Una variación más recatada de Nadu sería aquélla en la que la sumisa no va a servir de forma sexual a su Señor. En este caso, las rodillas, lejos de permanecer separadas, permanecen lo más juntas posibles. Esta posición de sumisión en la que la mujer permanece con las piernas cerradas recibe el nombre de “tower slave position” o “postura de la torre”, y es una postura idónea para aquellas sumisas que se están iniciando en los juegos D/s.

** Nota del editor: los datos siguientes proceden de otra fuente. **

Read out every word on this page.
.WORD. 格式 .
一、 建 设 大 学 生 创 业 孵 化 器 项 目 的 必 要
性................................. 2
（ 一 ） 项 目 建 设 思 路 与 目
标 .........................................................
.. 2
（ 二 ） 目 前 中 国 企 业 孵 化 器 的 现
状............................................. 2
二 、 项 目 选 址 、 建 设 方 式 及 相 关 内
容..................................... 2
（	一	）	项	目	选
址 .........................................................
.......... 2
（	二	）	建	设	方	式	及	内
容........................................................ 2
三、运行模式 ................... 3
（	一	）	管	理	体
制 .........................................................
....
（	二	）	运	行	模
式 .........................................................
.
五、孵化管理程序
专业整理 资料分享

Otras posturas de sumisión que podrían adoptar las sumisas en los juegos BDSM serían las siguientes:

  • Posición del beso de la esclava o posición de uso. Para realizar esta postura de sumisión la sumisa debe colocarse a cuatro patas, con el tronco inclinado hacia el suelo y la cabeza cerca del mismo. Colocada así, la mujer debe alzar sus nalgas todo lo que pueda y separar sus muslos. Al adoptar la posición del beso de la esclava, lo que la sumisa está haciendo es exponer sus nalgas al máximo para que el Señor se sirva de ella a placer, bien sea con la mano, el látigo, la fusta, la vara o cualquier otro instrumento que sirva para practicar el spanking; bien para gozar sexualmente de ella.
  • Mesa o Table. Otra postura de sumisión en la que la mujer debe colocarse a cuatro patas es ésta que llamamos la mesa. La mujer, aquí, lejos de acercar su cabeza al suelo, debe permanecer con la espalda recta, paralela al suelo, mientras apoya las palmas de sus manos en él. Colocada así, el Señor puede utilizar a su sumisa como si fuera una mesa o, en su caso, como un reposapiés.

Finalmente, haremos mención a una postura de sumisión que podríamos englobar entre aquellas posturas que la sumisa puede adoptar para simbolizar que en su relación de sumisión a su Señor tienen cabida, también, aquellas prácticas en las que el Amo puede servirse sexualmente de su sumisa. Para realizar esta postura (que recibe el nombre de “sula”), la sumisa debe tumbarse en el suelo, de espaldas, con los brazos extendidos, uno a cada lado del cuerpo, y las palmas de las manos hacia arriba, en actitud de ofrecerse. Este simbolismo del ofrecimiento viene reforzado por la posición de las piernas de la sumisa. Éstas deben estar muy separadas, esperando la visita del Señor. Si la sumisa, además, eleva las caderas del suelo adoptando una modalidad de postura “sula” que recibe el nombre de “sula-ki”, el simbolismo del ofrecimiento se hace, todavía, mayor.

Como ves, son muchas las posturas de sumisión que pueden escogerse dentro del juego BDSM. ¿Has decidido ya cuál vas a incluir en tu próxima práctica BDSM?